Multimedia Technology and Telecommunications Lab

examples

Scene segmentation is a well-known problem in computer vision traditionally tackled by exploiting only the color information from a single scene view. Recent hardware and software developments, like Microsoft's Kinect or new stereo vision algorithms, allow to estimate in real-time scene geometry and open the way for new scene segmentation approaches based on the fusion of both color and depth data. We proposed a novel segmentation scheme where multi-dimensional vectors are used to jointly represent color and depth data and various clustering techniques are applied to them in order to segment the scene.

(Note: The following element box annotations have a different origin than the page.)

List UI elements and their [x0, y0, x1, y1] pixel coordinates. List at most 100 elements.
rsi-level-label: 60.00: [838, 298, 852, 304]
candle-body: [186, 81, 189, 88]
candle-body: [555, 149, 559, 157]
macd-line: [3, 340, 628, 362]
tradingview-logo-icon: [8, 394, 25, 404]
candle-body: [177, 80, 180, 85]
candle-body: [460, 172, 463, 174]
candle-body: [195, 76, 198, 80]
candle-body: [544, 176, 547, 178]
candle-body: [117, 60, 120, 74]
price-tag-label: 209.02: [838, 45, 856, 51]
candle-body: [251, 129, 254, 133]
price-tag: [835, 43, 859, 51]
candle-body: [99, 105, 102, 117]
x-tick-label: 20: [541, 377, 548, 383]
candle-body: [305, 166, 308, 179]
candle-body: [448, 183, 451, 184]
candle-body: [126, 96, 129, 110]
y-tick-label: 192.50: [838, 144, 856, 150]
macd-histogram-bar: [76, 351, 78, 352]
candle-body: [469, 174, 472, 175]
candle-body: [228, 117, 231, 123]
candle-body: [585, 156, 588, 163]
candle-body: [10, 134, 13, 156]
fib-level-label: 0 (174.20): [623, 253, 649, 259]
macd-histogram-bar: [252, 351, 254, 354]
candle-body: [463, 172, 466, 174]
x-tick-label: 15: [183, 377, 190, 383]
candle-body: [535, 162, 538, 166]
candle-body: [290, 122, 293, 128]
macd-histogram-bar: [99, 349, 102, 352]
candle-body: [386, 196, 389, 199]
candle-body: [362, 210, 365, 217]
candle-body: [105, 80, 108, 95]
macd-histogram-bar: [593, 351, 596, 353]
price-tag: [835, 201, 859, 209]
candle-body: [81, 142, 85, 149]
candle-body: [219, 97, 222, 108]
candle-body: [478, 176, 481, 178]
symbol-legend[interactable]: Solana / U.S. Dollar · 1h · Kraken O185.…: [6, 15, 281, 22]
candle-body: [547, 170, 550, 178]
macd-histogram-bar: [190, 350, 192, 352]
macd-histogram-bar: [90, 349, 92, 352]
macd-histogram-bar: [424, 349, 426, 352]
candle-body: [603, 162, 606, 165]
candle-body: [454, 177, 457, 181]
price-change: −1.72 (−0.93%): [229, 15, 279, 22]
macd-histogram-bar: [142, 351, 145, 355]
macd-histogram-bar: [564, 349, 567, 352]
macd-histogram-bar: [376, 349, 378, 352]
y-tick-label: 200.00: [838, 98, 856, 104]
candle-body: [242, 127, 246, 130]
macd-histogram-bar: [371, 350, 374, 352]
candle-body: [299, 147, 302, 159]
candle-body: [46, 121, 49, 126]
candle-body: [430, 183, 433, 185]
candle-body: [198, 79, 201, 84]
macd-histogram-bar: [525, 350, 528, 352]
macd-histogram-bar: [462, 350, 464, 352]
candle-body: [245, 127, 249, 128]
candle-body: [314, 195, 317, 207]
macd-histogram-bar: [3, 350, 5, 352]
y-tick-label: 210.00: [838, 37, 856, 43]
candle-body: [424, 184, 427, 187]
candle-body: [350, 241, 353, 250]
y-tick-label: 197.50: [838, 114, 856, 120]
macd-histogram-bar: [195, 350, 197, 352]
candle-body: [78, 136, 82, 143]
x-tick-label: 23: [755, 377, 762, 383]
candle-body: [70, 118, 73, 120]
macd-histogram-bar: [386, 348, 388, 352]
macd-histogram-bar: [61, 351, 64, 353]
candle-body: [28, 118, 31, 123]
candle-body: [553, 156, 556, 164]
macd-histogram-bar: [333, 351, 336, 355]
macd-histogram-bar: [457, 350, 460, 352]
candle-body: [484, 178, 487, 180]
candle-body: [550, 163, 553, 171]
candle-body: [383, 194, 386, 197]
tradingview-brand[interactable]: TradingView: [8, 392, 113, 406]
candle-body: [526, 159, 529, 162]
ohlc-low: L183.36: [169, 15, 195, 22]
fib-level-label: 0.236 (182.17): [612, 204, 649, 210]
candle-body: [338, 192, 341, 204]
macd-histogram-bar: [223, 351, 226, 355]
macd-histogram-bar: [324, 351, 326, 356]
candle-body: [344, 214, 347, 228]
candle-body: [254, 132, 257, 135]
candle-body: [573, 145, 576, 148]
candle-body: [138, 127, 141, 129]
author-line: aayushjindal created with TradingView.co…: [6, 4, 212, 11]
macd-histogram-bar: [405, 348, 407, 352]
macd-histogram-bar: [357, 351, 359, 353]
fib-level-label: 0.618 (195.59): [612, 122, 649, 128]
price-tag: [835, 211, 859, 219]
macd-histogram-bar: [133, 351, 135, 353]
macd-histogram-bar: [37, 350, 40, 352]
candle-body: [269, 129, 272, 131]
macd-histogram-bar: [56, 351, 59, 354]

Furthermore we addressed the critical issue of how to balance the two sources of information by using an automatic procedure based on an unsupervised metric for the segmentation quality. Different acquisition setups, like Time-of-Flight cameras, the Microsoft Kinect device and stereo vision systems have been used inside this framework. Experimental results show how the proposed algorithm outperforms scene segmentation algorithms based on geometry or color data alone and also other approaches that exploit both clues.

We also proposed an improved segmentation scheme that exploits also a 3D surface estimation scheme [4,5,6,7]. Firstly the scene is segmented in two parts using the previously described approach. Then a NURBS model is fitted on each of the computed segments. Various metrics evaluating the accuracy of the fitting are used as a measure of the plausibility that the segment represents a single surface or object. Segments that do not represent a single surface are split again into smaller regions and the process is iterated in a tree-structure until the optimal segmentation is obtained. In [6] a region merging scheme starting from an over-segmentation is exploited, while in [7] the approach is combined with a deep learning framework.

In [8] the approach of [7] has been extended with a more advanced deep learning architecture. Furthermore in this work we addressed not only the segmentation but also the semantic labeling task.
In [9] a further refinement of [8] is proposed. in this work the iterative region merging procedure based on threshold on fitting and depth has been replaced by a binary convolutional neural network for classifying whether the regions have to merged or not.

Since a standard dataset is not available for the evaluation of approaches exploiting both color and depth data, the datasets used for the experimental validation have been made available here in order to allow other researchers to compare and evaluate joint segmentation approaches.

In [10] a novel domain adaptation technique is developed to perform semantic segmentation of real driving scenarios starting from an initial training performed on synthetic datasets.